Model and script for final submission

Description

# KTM Code the Light

 

Model can downloaded from the provided link.

 

## Requirements

To simplify execution, I exported my model to ONNX format. This reduces the installation requirements to:

1. Onnxruntime: `pip install onnxruntime-gpu` or `pip install onnxruntime` for the CPU version (if GPU for some reason does not work). Even better, use [Jetson Zoo](https://elinux.org/Jetson_Zoo#ONNX_Runtime) for JetPack support.

2. (probably already installed) Numpy: `pip install numpy`

3. (probably already installed) Opencv2: `pip install opencv-python`

As a single command `pip install onnxruntime-gpu numpy opencv-python`

Depending on the Python version installed, numpy might need to be downgraded.
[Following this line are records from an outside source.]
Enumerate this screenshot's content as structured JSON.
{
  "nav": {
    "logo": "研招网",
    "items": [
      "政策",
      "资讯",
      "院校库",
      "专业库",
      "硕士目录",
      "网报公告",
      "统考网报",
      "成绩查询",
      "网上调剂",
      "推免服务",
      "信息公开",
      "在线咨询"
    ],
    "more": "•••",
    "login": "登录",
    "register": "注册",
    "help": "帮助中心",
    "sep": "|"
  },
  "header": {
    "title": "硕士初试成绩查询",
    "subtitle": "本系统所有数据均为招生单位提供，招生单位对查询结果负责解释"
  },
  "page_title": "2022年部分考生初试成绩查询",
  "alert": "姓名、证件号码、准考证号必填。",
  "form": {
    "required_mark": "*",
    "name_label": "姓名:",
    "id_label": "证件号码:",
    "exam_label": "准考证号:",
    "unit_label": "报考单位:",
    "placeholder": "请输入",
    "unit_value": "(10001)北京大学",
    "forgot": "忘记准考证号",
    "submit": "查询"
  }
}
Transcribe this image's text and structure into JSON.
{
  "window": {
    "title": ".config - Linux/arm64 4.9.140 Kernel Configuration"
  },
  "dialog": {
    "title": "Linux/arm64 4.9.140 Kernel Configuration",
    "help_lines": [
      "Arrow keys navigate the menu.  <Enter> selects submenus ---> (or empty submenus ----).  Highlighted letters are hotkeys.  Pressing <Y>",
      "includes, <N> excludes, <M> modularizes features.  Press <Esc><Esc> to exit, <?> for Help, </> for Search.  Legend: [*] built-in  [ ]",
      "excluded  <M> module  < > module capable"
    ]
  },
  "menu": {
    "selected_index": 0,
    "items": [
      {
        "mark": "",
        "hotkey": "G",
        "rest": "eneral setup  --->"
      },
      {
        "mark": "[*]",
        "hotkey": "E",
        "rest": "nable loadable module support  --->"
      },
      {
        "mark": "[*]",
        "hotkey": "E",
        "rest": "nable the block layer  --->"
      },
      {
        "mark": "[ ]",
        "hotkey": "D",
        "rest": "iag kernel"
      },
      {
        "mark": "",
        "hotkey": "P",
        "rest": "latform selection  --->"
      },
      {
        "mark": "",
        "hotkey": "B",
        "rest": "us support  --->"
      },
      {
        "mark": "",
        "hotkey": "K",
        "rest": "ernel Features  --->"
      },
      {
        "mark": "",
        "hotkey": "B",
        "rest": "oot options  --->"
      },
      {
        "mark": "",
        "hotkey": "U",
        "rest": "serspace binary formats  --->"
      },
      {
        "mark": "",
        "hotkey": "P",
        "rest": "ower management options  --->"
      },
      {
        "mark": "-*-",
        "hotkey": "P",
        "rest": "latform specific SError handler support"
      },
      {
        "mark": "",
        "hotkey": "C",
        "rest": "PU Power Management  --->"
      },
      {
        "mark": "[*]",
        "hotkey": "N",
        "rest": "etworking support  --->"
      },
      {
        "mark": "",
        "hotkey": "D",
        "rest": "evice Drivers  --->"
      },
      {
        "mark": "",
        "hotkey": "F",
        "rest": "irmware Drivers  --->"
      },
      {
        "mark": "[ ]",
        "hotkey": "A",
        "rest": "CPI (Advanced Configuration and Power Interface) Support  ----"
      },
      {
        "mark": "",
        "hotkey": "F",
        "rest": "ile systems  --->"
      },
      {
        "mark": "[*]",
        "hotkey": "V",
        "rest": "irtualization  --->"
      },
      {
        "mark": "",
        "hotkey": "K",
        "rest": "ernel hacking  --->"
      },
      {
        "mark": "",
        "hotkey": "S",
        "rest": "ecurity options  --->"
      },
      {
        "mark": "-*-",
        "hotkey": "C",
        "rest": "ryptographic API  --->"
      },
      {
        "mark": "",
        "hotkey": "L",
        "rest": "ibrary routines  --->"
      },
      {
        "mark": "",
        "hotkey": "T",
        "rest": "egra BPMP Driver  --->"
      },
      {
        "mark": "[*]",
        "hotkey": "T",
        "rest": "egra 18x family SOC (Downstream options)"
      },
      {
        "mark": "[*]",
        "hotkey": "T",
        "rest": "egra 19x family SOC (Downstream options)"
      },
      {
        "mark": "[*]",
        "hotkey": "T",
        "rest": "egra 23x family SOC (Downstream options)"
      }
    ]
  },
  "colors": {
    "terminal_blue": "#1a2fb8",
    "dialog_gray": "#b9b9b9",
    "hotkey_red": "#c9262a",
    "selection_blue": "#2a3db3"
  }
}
I am not sure if onnxruntime-gpu automatically uses AGX Xavier, therefore downloading the appropriate pip wheel and following the instructions from [Jetson Zoo](https://elinux.org/Jetson_Zoo#ONNX_Runtime) is the better option.

The onnx model has to be put into the running directory.

## Algorithm

I trained a segmentation model with PyTorch and exported it to ONNX format, quantized it to INT8 and run it with onnxruntime for better inference portability.

I used static quantization and used all images for calibration.

Furthermore, I used the [segmentation_models.pytorch](https://github.com/qubvel/segmentation_models.pytorch) project for simplifying training and [albumentations](https://albumentations.ai/) for training augmentations. I used the FPN model and figured out some hyperparameters with [optuna](https://optuna.org/).

To improve inference performance, I used a small encoder model, MobileNet v2. I also played around with FPN parameters to make it faster.

Another important step I perform is Test Time Augmentation (TTA), basically performing inference twice, once on the input image and another time on its horizontally flipped version and taking the mean prediction of the outputs.

I also added pseudo-labels to the test set.